Cybersecurity company Zscaler announced Tuesday that its projected fourth-quarter earnings would fall short of Wall Street expectations, as the firm grapples with mounting competition in the cloud security sector and more cautious business spending on security technologies.
The company’s stock price tumbled 15% during after-hours trading following the announcement, which highlighted the increasingly competitive landscape in cybersecurity services.
Zscaler operates primarily in the Secure Access Service Edge market, known as SASE, which merges network infrastructure and security functions into one unified platform designed to connect users, devices and applications regardless of location.
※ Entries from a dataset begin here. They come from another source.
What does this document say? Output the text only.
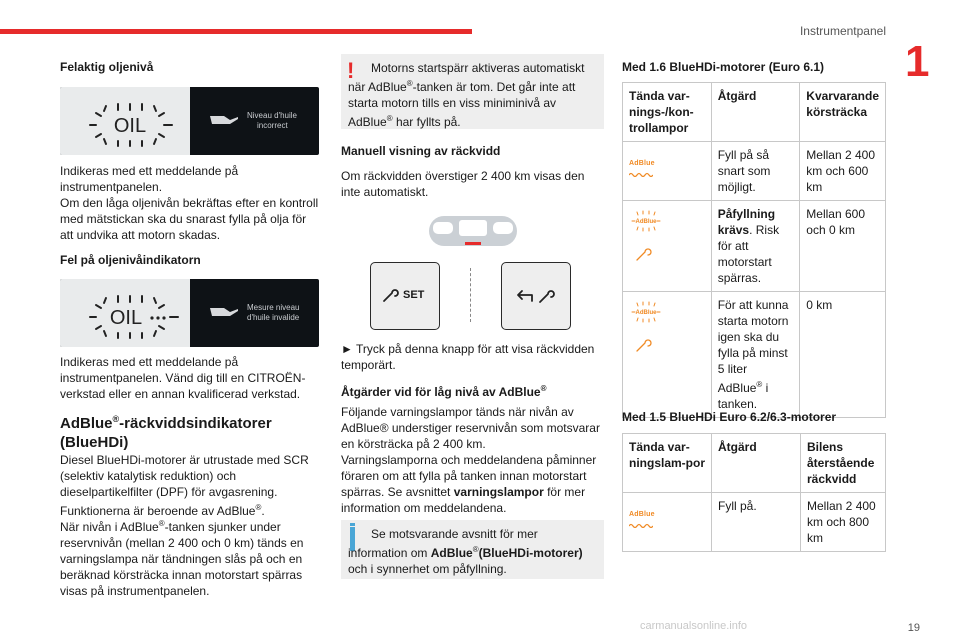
Instrumentpanel
1

Felaktig oljenivå

OIL	Niveau d'huile
incorrect

Indikeras med ett meddelande på instrumentpanelen.

Om den låga oljenivån bekräftas efter en kontroll med mätstickan ska du snarast fylla på olja för att undvika att motorn skadas.

Fel på oljenivåindikatorn

OIL	Mesure niveau
d'huile invalide

Indikeras med ett meddelande på instrumentpanelen. Vänd dig till en CITROËN-verkstad eller en annan kvalificerad verkstad.

AdBlue®-räckviddsindikatorer
(BlueHDi)

Diesel BlueHDi-motorer är utrustade med SCR (selektiv katalytisk reduktion) och dieselpartikelfilter (DPF) för avgasrening. Funktionerna är beroende av AdBlue®.

När nivån i AdBlue®-tanken sjunker under reservnivån (mellan 2 400 och 0 km) tänds en varningslampa när tändningen slås på och en beräknad körsträcka innan motorstart spärras visas på instrumentpanelen.

!	Motorns startspärr aktiveras automatiskt när AdBlue®-tanken är tom. Det går inte att starta motorn tills en viss miniminivå av AdBlue® har fyllts på.

Manuell visning av räckvidd

Om räckvidden överstiger 2 400 km visas den inte automatiskt.

SET

► Tryck på denna knapp för att visa räckvidden temporärt.

Åtgärder vid för låg nivå av AdBlue®

Följande varningslampor tänds när nivån av AdBlue® understiger reservnivån som motsvarar en körsträcka på 2 400 km.

Varningslamporna och meddelandena påminner föraren om att fylla på tanken innan motorstart spärras. Se avsnittet varningslampor för mer information om meddelandena.

Se motsvarande avsnitt för mer information om AdBlue®(BlueHDi-motorer) och i synnerhet om påfyllning.

Med 1.6 BlueHDi-motorer (Euro 6.1)

Tända var-nings-/kon-trollampor	Åtgärd	Kvarvarande körsträcka

AdBlue	Fyll på så snart som möjligt.	Mellan 2 400 km och 600 km

AdBlue	Påfyllning krävs. Risk för att motorstart spärras.	Mellan 600 och 0 km

AdBlue	För att kunna starta motorn igen ska du fylla på minst 5 liter AdBlue® i tanken.	0 km

Med 1.5 BlueHDi Euro 6.2/6.3-motorer

Tända var-ningslam-por	Åtgärd	Bilens återstående räckvidd

AdBlue	Fyll på.	Mellan 2 400 km och 800 km
carmanualsonline.info	19
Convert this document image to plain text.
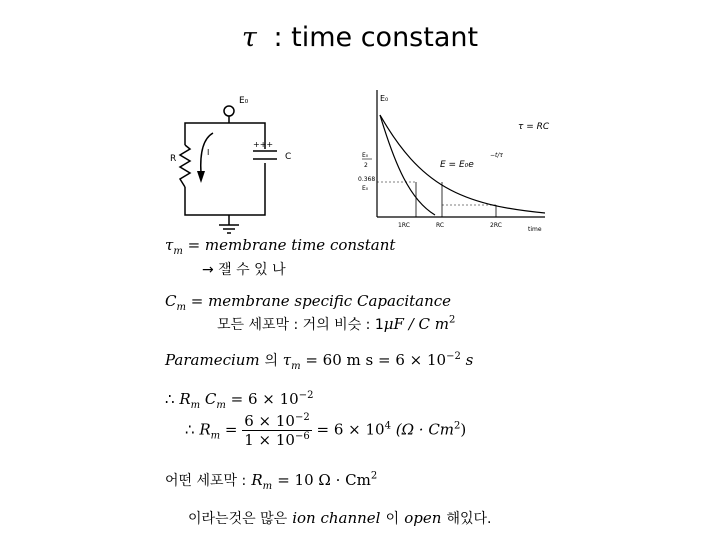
τ : time constant
E₀
R
I
+++
C
E₀
E₀
2
0.368
E₀
1RC	RC	2RC
time
τ = RC
E = E₀e
−t/τ
$\tau_m$ = membrane time constant
→ 잴 수 있 나
$C_m$ = membrane specific Capacitance
모든 세포막 : 거의 비슷 : 1μF / C $m^2$
Paramecium 의 $\tau_m = 60$ m $s = 6 \times 10^{-2}$ s
∴ $R_m$ $C_m = 6 \times 10^{-2}$
∴ $R_m = \frac{6 \times 10^{-2}}{1 \times 10^{-6}} = 6 \times 10^4$ $(\Omega \cdot Cm^2)$
어떤 세포막 : $R_m = 10$ $\Omega \cdot Cm^2$
이라는것은 많은 ion channel 이 open 해있다.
The SASE sector represents one of cybersecurity’s most rapidly expanding areas, fueled by ongoing cloud migration and the artificial intelligence revolution that continues reshaping network security frameworks.
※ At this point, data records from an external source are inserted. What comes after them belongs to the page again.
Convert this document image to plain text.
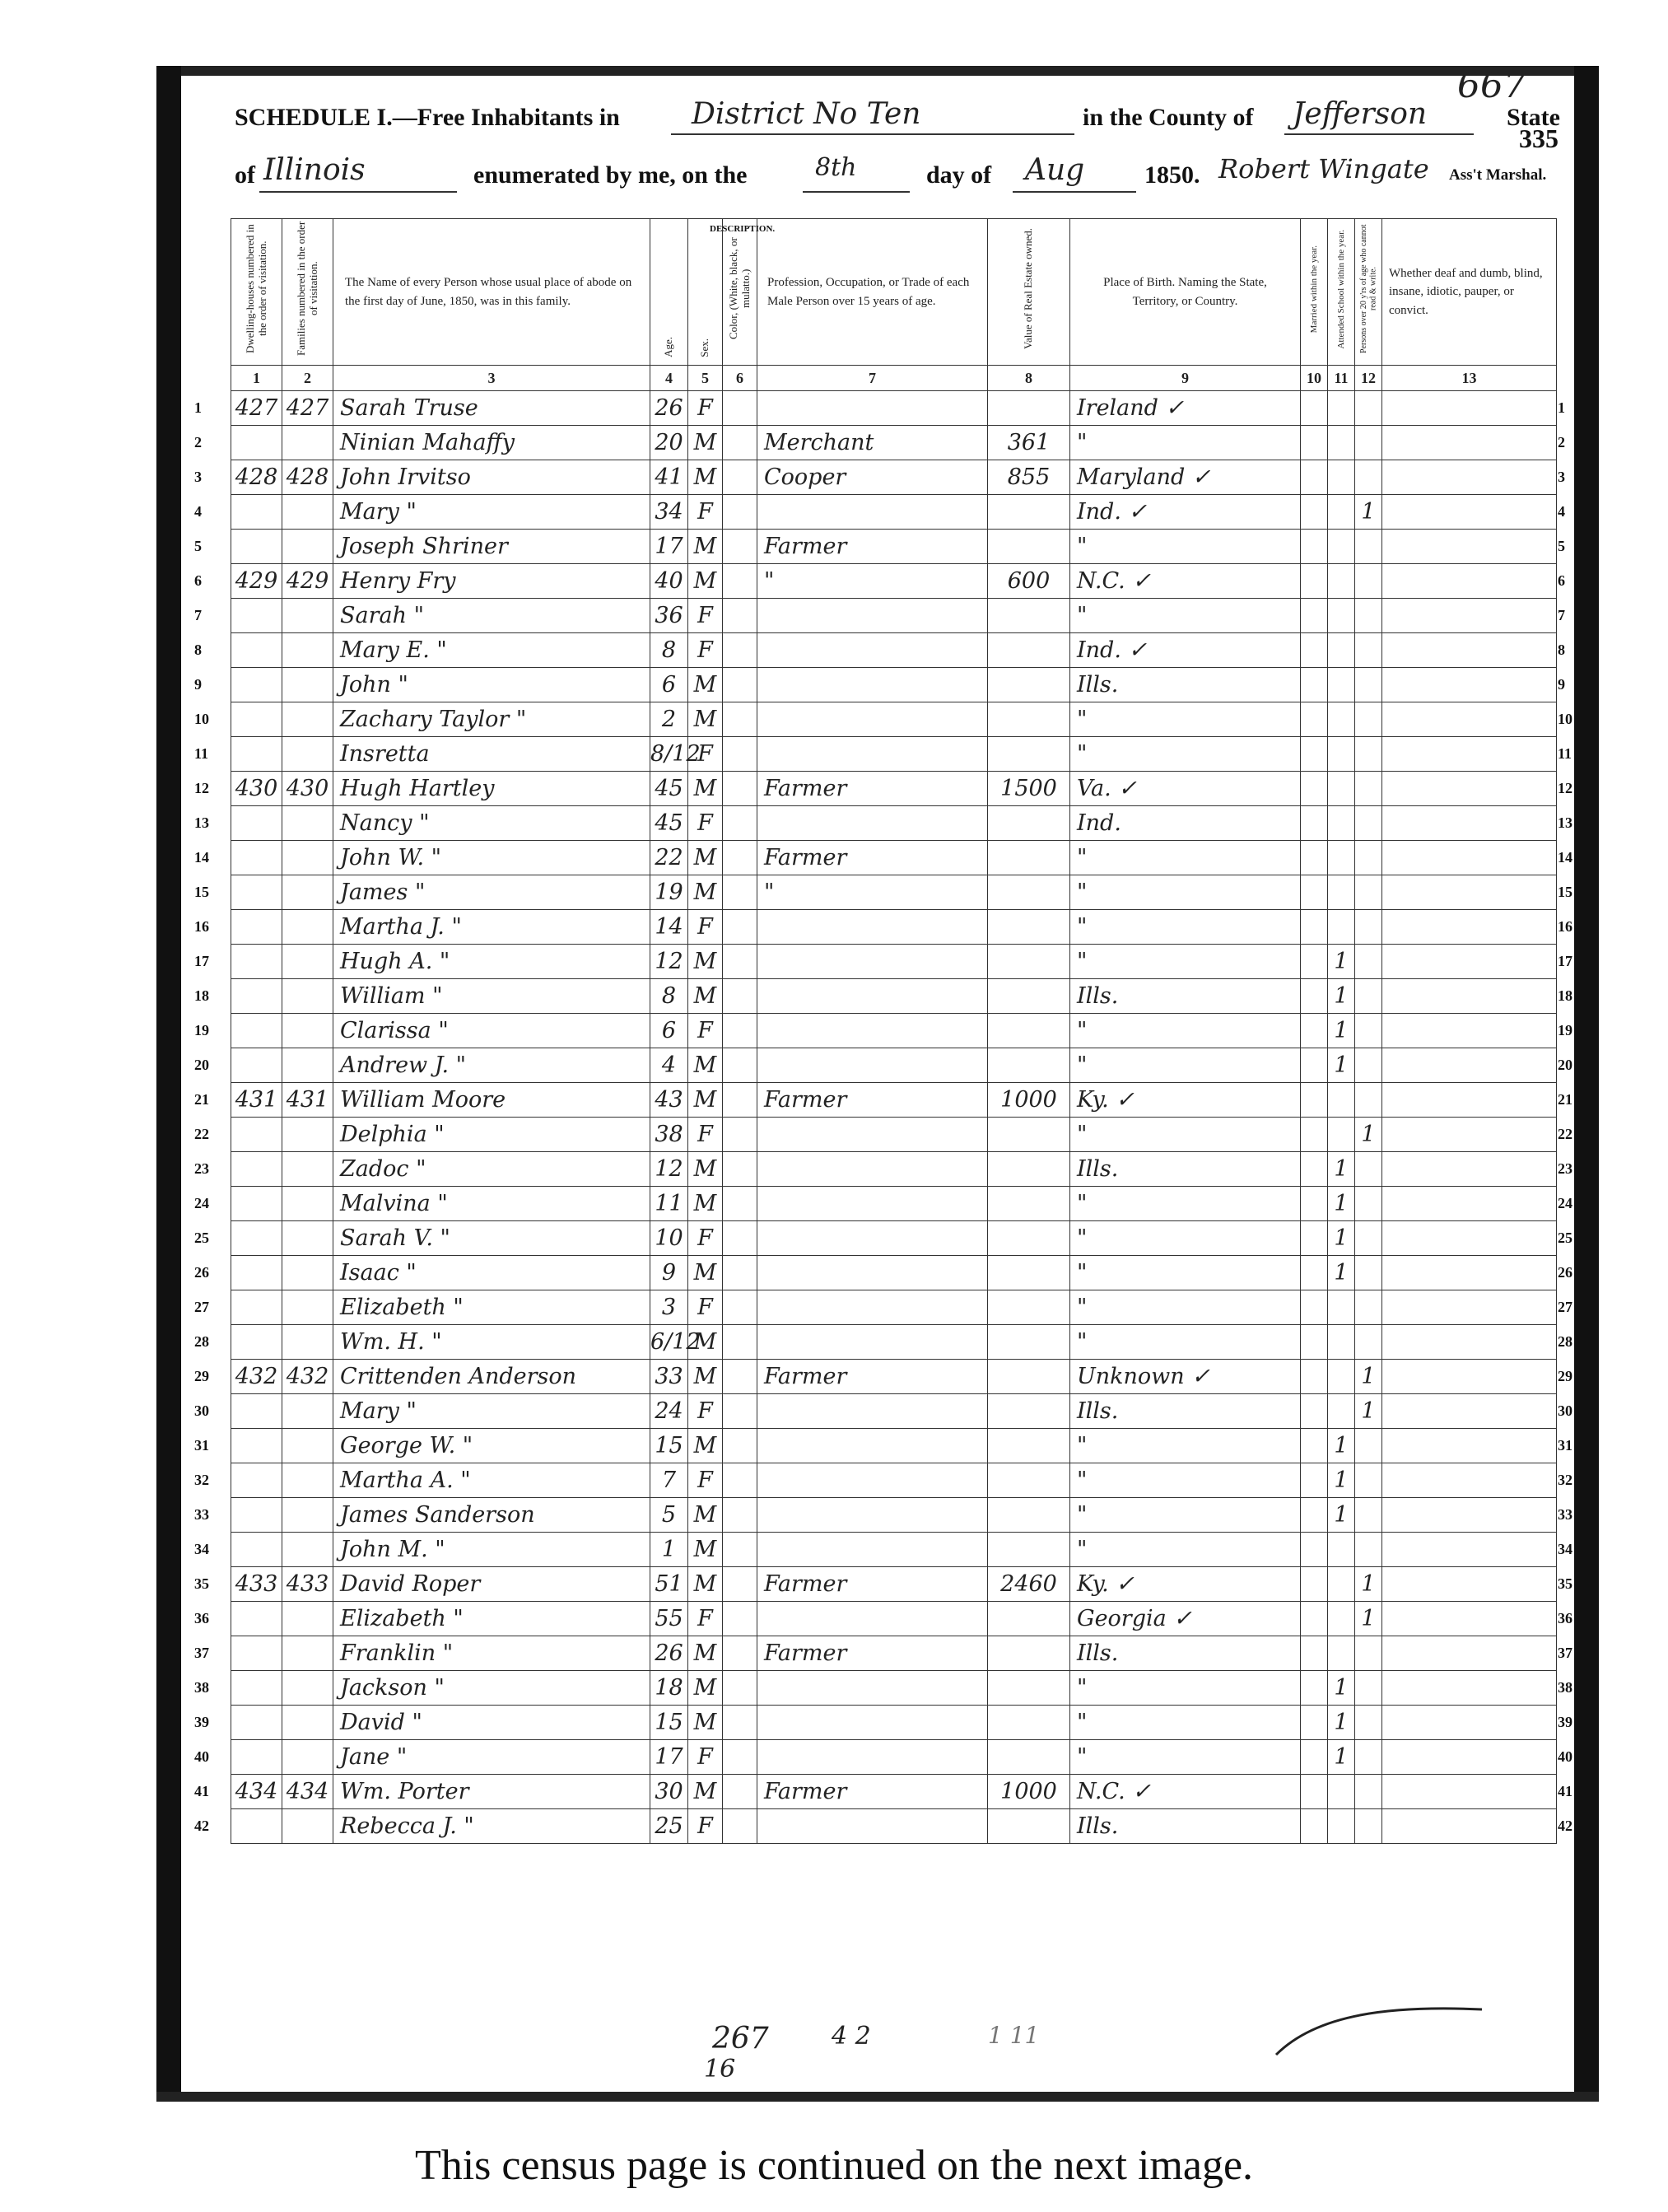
667
335
SCHEDULE I.—Free Inhabitants in District No Ten	in the County of Jefferson	State
of Illinois	enumerated by me, on the	8th	day of Aug 1850. Robert Wingate Ass't Marshal.
Dwelling-houses numbered in the order of visitation.	Families numbered in the order of visitation.	The Name of every Person whose usual place of abode on the first day of June, 1850, was in this family.	Age.	Sex.	Color, (White, black, or mulatto.)	Profession, Occupation, or Trade of each Male Person over 15 years of age.	Value of Real Estate owned.	Place of Birth. Naming the State, Territory, or Country.	Married within the year.	Attended School within the year.	Persons over 20 y'rs of age who cannot read & write.	Whether deaf and dumb, blind, insane, idiotic, pauper, or convict.
1	2	3	4	5	6	7	8	9	10	11	12	13
427	427	Sarah Truse	26	F				Ireland ✓				
		Ninian Mahaffy	20	M		Merchant	361	"				
428	428	John Irvitso	41	M		Cooper	855	Maryland ✓				
		Mary "	34	F				Ind. ✓			1	
		Joseph Shriner	17	M		Farmer		"				
429	429	Henry Fry	40	M		"	600	N.C. ✓				
		Sarah "	36	F				"				
		Mary E. "	8	F				Ind. ✓				
		John "	6	M				Ills.				
		Zachary Taylor "	2	M				"				
		Insretta	8/12	F				"				
430	430	Hugh Hartley	45	M		Farmer	1500	Va. ✓				
		Nancy "	45	F				Ind.				
		John W. "	22	M		Farmer		"				
		James "	19	M		"		"				
		Martha J. "	14	F				"				
		Hugh A. "	12	M				"		1		
		William "	8	M				Ills.		1		
		Clarissa "	6	F				"		1		
		Andrew J. "	4	M				"		1		
431	431	William Moore	43	M		Farmer	1000	Ky. ✓				
		Delphia "	38	F				"			1	
		Zadoc "	12	M				Ills.		1		
		Malvina "	11	M				"		1		
		Sarah V. "	10	F				"		1		
		Isaac "	9	M				"		1		
		Elizabeth "	3	F				"				
		Wm. H. "	6/12	M				"				
432	432	Crittenden Anderson	33	M		Farmer		Unknown ✓			1	
		Mary "	24	F				Ills.			1	
		George W. "	15	M				"		1		
		Martha A. "	7	F				"		1		
		James Sanderson	5	M				"		1		
		John M. "	1	M				"				
433	433	David Roper	51	M		Farmer	2460	Ky. ✓			1	
		Elizabeth "	55	F				Georgia ✓			1	
		Franklin "	26	M		Farmer		Ills.				
		Jackson "	18	M				"		1		
		David "	15	M				"		1		
		Jane "	17	F				"		1		
434	434	Wm. Porter	30	M		Farmer	1000	N.C. ✓				
		Rebecca J. "	25	F				Ills.				
DESCRIPTION.
1	1
2	2
3	3
4	4
5	5
6	6
7	7
8	8
9	9
10	10
11	11
12	12
13	13
14	14
15	15
16	16
17	17
18	18
19	19
20	20
21	21
22	22
23	23
24	24
25	25
26	26
27	27
28	28
29	29
30	30
31	31
32	32
33	33
34	34
35	35
36	36
37	37
38	38
39	39
40	40
41	41
42	42
267
16
4 2	1 11
This census page is continued on the next image.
However, Zscaler must contend with pressure from bigger competitors like Palo Alto Networks, which are aggressively pursuing greater market control through their own comprehensive platform solutions.
For the upcoming fourth quarter, the cloud security provider anticipates revenue ranging from $875 million to $878 million, falling below the $878.6 million average projection from analysts surveyed by LSEG.
The company does expect to exceed profit expectations, projecting adjusted earnings of $1.08 to $1.09 per share for the fourth quarter, surpassing analyst estimates of $1.03.
Zscaler’s third-quarter performance showed revenue of $850.5 million, which topped analyst predictions of $835.4 million.
During the third quarter, the company’s total operational costs climbed approximately 25% to $687.5 million, up from $547.5 million during the same period last year.